Dikeluarkannya Nabi Adam dari Surga Menurut Islam dan Kristen

Wiji Al Jawi
Islampedia
Published in
5 min readFeb 19, 2024

--

Photo by David Zvonař on Unsplash

Islam dan Kristen sama-sama mengisahkan tentang dikeluarkannya Nabi Adam ‘alaihis salam dari surga. Namun, terdapat beberapa detail yang berbeda.

Pohon Terlarang

Al Quran dan Alkitab sama-sama menceritakan bahwa Adam dan Hawa dikeluarkan dari surga setelah memakan buah dari pohon yang terlarang.

Alkitab, Kitab Kejadian 2:17, menyebutkan bahwa nama pohon terlarang tersebut adalah “pohon pengetahuan tentang yang baik dan yang jahat”.

Sedangkan Al Quran, Surat Al A’raaf: 19, tidak menyebutkan nama pohon terlarang tersebut. Istilah ‘pohon khuldi’ (Pohon Keabadian) berasal dari kata-kata Iblis (Thaahaa: 120).

Iblis membohongi Adam dan Hawa bahwa mereka berdua dilarang memakan buah pohon tersebut agar tidak menjadi seperti malaikat yang hidup abadi di surga (Al A’raaf: 20).

Adam tahu bahwa dia akan diturunkan menjadi khalifah di bumi, Adam bahkan telah diajarkan nama-nama benda di bumi (Al Baqarah: 30–31).

Namun, Adam juga tahu bahwa di bumi dia harus bekerja demi makanan dan kehidupannya. Hal ini berbeda dengan di surga, di mana Adam tidak akan kelaparan dan kehausan.

Karena itu, bujukan Iblis untuk hidup abadi di surga (tidak perlu ke bumi) telah berhasil memperdaya dirinya.

Lalu, apa sejatinya pohon yang terlarang tersebut? Mengapa di surga ada pohon yang buahnya dilarang untuk dimakan?

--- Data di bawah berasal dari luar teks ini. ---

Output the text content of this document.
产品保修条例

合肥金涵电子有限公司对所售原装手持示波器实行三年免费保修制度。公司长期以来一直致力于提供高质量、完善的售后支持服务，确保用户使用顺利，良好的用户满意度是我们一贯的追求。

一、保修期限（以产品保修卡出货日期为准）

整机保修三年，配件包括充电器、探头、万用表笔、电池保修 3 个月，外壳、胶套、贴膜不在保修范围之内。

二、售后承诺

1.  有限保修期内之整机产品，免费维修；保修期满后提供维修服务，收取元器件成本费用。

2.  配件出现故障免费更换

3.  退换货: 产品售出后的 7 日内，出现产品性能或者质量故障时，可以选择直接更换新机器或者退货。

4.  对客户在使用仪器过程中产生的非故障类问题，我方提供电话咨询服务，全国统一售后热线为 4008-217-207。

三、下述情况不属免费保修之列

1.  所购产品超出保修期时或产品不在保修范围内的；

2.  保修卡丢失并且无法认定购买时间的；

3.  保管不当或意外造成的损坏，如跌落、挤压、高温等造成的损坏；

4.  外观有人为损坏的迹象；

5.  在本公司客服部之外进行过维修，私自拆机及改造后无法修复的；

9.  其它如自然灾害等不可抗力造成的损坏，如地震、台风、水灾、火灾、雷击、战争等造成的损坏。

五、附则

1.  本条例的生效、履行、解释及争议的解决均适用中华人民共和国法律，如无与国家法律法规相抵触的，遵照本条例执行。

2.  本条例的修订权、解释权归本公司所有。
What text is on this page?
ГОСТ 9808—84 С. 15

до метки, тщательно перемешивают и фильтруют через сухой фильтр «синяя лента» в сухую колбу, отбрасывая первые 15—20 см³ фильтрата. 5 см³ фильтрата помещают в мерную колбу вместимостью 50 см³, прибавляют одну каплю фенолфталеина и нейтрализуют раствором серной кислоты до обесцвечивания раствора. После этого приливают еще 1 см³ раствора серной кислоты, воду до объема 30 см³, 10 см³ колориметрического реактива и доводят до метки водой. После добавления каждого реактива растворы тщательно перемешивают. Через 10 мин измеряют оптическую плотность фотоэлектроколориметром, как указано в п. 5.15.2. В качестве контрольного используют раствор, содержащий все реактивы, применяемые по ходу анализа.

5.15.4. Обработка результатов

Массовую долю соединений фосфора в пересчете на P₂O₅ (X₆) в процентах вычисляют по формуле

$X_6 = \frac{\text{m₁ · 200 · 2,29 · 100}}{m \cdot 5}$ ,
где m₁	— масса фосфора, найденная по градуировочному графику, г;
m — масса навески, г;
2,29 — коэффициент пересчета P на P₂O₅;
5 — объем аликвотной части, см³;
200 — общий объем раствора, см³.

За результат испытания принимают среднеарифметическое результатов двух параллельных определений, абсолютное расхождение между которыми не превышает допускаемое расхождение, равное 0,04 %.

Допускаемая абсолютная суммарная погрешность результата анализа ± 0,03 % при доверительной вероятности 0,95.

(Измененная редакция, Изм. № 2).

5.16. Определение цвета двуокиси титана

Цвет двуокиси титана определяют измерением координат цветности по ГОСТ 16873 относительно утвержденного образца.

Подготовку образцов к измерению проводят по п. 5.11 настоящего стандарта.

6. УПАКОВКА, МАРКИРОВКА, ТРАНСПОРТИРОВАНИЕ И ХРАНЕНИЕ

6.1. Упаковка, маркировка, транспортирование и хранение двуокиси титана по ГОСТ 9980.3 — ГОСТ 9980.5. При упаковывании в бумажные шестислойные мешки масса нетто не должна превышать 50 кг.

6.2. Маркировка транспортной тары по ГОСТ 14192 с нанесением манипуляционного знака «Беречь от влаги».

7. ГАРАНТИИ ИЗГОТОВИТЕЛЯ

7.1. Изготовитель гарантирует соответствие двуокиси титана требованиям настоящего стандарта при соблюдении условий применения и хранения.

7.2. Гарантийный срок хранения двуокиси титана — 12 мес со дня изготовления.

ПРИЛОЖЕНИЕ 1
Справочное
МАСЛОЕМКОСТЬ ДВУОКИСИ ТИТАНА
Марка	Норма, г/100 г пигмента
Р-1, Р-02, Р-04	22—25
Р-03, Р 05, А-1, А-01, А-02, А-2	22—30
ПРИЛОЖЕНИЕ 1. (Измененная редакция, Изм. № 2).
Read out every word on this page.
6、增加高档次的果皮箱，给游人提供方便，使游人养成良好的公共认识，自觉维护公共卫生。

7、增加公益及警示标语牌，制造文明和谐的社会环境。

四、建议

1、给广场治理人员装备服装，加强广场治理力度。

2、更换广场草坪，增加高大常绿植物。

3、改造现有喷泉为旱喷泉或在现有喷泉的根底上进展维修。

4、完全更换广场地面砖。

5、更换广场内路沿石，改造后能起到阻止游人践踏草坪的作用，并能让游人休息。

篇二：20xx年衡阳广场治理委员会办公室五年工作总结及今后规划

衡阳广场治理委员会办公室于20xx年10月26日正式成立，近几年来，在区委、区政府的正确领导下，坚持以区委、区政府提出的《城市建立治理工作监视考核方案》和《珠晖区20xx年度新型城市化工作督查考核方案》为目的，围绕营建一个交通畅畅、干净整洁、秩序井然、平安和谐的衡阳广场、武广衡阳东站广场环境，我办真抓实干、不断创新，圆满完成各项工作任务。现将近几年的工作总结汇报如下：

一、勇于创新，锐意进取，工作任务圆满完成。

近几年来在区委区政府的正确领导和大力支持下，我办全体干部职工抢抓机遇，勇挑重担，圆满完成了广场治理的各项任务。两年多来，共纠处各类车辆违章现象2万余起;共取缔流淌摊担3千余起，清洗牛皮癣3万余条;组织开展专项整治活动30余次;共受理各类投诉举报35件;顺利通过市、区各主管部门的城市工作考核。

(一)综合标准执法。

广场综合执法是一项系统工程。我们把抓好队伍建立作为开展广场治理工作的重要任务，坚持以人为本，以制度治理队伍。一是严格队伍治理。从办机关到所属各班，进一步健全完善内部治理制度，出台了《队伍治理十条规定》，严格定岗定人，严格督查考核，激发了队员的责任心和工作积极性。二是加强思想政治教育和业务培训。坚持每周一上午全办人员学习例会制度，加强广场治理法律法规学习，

Ibnu Katsir dalam kitab tafsirnya, saat membahas surat Al A’raaf: 22, menyebutkan riwayat dari Sa’id ibnu Abu Arubah yang meriwayatkan dari Qatadah, dari Al Hasan, dari Ubay ibnu Ka’ab radhiyallahu ‘anhu yang mengatakan bahwa,

“Adam adalah seorang lelaki yang sangat tinggi, seperti pohon kurma yang tertinggi, dan rambutnya lebat. Ketika ia melakukan kesalahan tersebut (memakan buah pohon terlarang), pada saat itu juga auratnya kelihatan (menjadi telanjang), padahal sebelum itu Adam belum pernah melihat auratnya sendiri.”

Perkataan sahabat radhiyallahu ‘anhu ini menunjukkan bahwa buah pohon terlarang tersebut memiliki fungsi untuk memangkas atau merontokkan rambut atau bulu badan.

Karena Al Quran maupun Alkitab sama-sama menyebutkan bahwa Adam dan Hawa menjadi telanjang setelah memakan buah tersebut.

“Tatkala keduanya telah merasai buah kayu itu, nampaklah bagi keduanya aurat-auratnya, dan mulailah keduanya menutupinya dengan daun-daun surga.” (Al A’raaf: 22)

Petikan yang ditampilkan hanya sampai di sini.